Formas do nada


Hoje tem Formas do nada (Companhia das Letras, 2012), do Paulo Henriques Britto:

Destaques deste livro são poemas a respeito da falta de sentido da existência, e para os que ainda não conhecem, transcrevo  "Madrigal":

"Desista: não vai dar certo./ O mundo é o mesmo de sempre,/ desejo é uma coisa cega./ Desista, enquanto é tempo.//As mãos não sabem o que pegam,/ os pés vão aonde não sabem./ As cartas estão marcadas:/ vai dar desgraça na certa.// O mundo é sempre a esmo,/ desejo é uma porta aberta./ Desista, que a vida é incerta./ Ou insista. Dá no mesmo."

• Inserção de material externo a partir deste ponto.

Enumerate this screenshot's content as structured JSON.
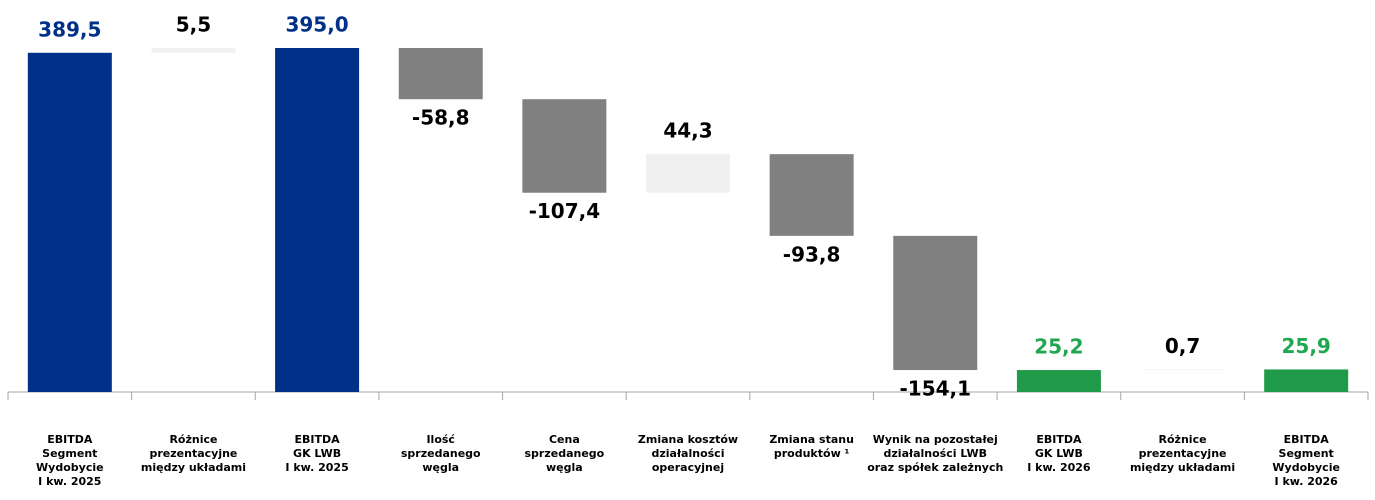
{
  "chart_data": {
    "type": "waterfall",
    "categories": [
      "EBITDA\nSegment\nWydobycie\nI kw. 2025",
      "Różnice\nprezentacyjne\nmiędzy układami",
      "EBITDA\nGK LWB\nI kw. 2025",
      "Ilość\nsprzedanego\nwęgla",
      "Cena\nsprzedanego\nwęgla",
      "Zmiana kosztów\ndziałalności\noperacyjnej",
      "Zmiana stanu\nproduktów ¹",
      "Wynik na pozostałej\ndziałalności LWB\noraz spółek zależnych",
      "EBITDA\nGK LWB\nI kw. 2026",
      "Różnice\nprezentacyjne\nmiędzy układami",
      "EBITDA\nSegment\nWydobycie\nI kw. 2026"
    ],
    "values": [
      389.5,
      5.5,
      395.0,
      -58.8,
      -107.4,
      44.3,
      -93.8,
      -154.1,
      25.2,
      0.7,
      25.9
    ],
    "value_labels": [
      "389,5",
      "5,5",
      "395,0",
      "-58,8",
      "-107,4",
      "44,3",
      "-93,8",
      "-154,1",
      "25,2",
      "0,7",
      "25,9"
    ],
    "measure": [
      "absolute",
      "relative",
      "absolute",
      "relative",
      "relative",
      "relative",
      "relative",
      "relative",
      "absolute",
      "relative",
      "absolute"
    ],
    "colors": [
      "#003087",
      "#f0f0f0",
      "#003087",
      "#808080",
      "#808080",
      "#f0f0f0",
      "#808080",
      "#808080",
      "#1f9a48",
      "#f0f0f0",
      "#1f9a48"
    ],
    "label_colors": [
      "#003087",
      "#000000",
      "#003087",
      "#000000",
      "#000000",
      "#000000",
      "#000000",
      "#000000",
      "#1fa84f",
      "#000000",
      "#1fa84f"
    ]
  }
}
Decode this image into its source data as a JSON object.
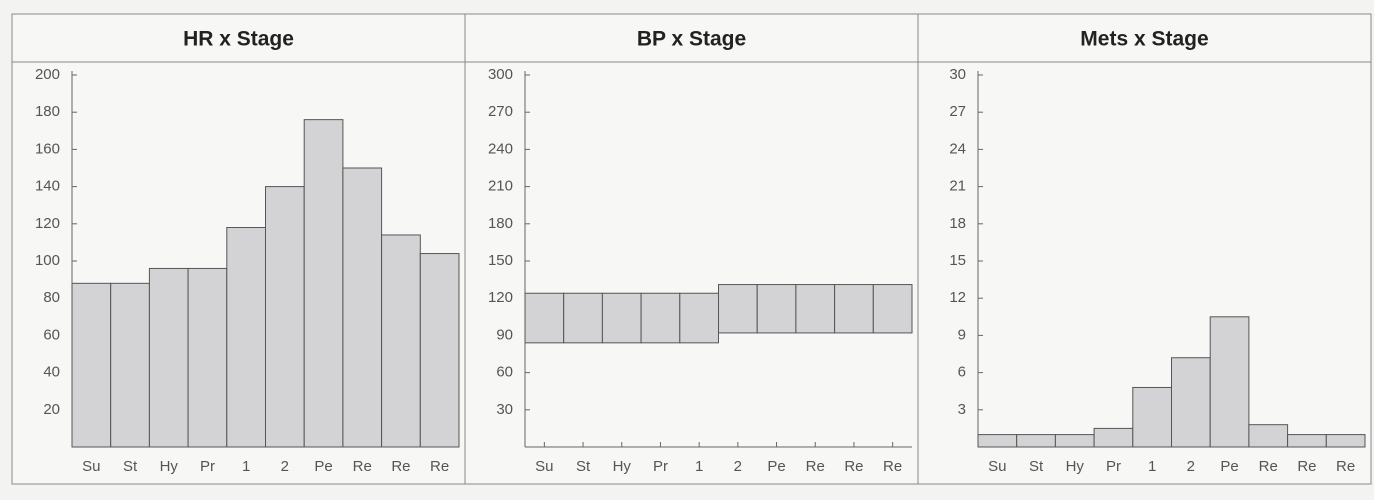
{
  "chart_data": [
    {
      "type": "bar",
      "title": "HR x Stage",
      "categories": [
        "Su",
        "St",
        "Hy",
        "Pr",
        "1",
        "2",
        "Pe",
        "Re",
        "Re",
        "Re"
      ],
      "values": [
        88,
        88,
        96,
        96,
        118,
        140,
        176,
        150,
        114,
        104
      ],
      "color": "#d3d3d6",
      "ylim": [
        0,
        200
      ],
      "yticks": [
        20,
        40,
        60,
        80,
        100,
        120,
        140,
        160,
        180,
        200
      ]
    },
    {
      "type": "range_bar",
      "title": "BP x Stage",
      "categories": [
        "Su",
        "St",
        "Hy",
        "Pr",
        "1",
        "2",
        "Pe",
        "Re",
        "Re",
        "Re"
      ],
      "low": [
        84,
        84,
        84,
        84,
        84,
        92,
        92,
        92,
        92,
        92
      ],
      "high": [
        124,
        124,
        124,
        124,
        124,
        131,
        131,
        131,
        131,
        131
      ],
      "color": "#d3d3d6",
      "ylim": [
        0,
        300
      ],
      "yticks": [
        30,
        60,
        90,
        120,
        150,
        180,
        210,
        240,
        270,
        300
      ]
    },
    {
      "type": "bar",
      "title": "Mets x Stage",
      "categories": [
        "Su",
        "St",
        "Hy",
        "Pr",
        "1",
        "2",
        "Pe",
        "Re",
        "Re",
        "Re"
      ],
      "values": [
        1,
        1,
        1,
        1.5,
        4.8,
        7.2,
        10.5,
        1.8,
        1,
        1
      ],
      "color": "#d3d3d6",
      "ylim": [
        0,
        30
      ],
      "yticks": [
        3,
        6,
        9,
        12,
        15,
        18,
        21,
        24,
        27,
        30
      ]
    }
  ]
}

É cada vez mais surpreendente reler esses poemas, o que parecia bom apresenta-se ótimo: a forma, a musicalidade, a bossa de quem sabe onde e como toda palavra funciona.

"Horácio no Baixo (Odes I, 11)" é outra beleza:

"Tentar prever o que o futuro te reserva/ não leva a nada. Mãe de santo, mapa astral/ e livro de autoajuda é tudo a mesma merda./ O melhor é aceitar o que de bom ou mau/ acontecer. O verão que agora inicia/ pode ser só mais um, ou pode ser o último –/ vá saber. Toma o teu chope, aproveita o dia,/ e quanto ao amanhã, o que vier é lucro."

O autor também tem poemas a respeito do fazer poesia, "Oficina" traz 5 obras sobre a questão, como o soneto "I", do qual transcrevo o fragmento inicial:

"Escrever, mas não por ter vontade:/ escrever por determinação./ Não que ainda haja necessidade/ (se é que já houve) de autoexpressão".

E, a exemplo de "Horácio no Baixo (Odes I, 11)", há outra maravilha sobre o como nada é do jeito que se imaginou, "Pós":

"Antes era mais fácil – sim, porque era/ mais difícil, havia mais em jogo,/ e o tempo todo se jogava à vera./ Precisamente: mais difícil, logo// mais fácil. Porque sempre se sabia/ de que lado se estava – havia lados,/ então. E a certeza de que algum dia/ tudo teria um significado.// E nós seríamos os responsáveis/ por dar nomes aos bois. Havia bois/ a nomear, então. Coisas palpáveis./ Tudo teria solução depois.// Chegou o tempo de depois? Digamos/ que sim. E no entanto os nomes dados/ não foram, nem um só, os que sonhamos./ Talvez porque sonhássemos errado.//"

Faltam duas estrofes, ausência-sugestão de leitura para quem ainda não leu a obra-prima Formas do nada.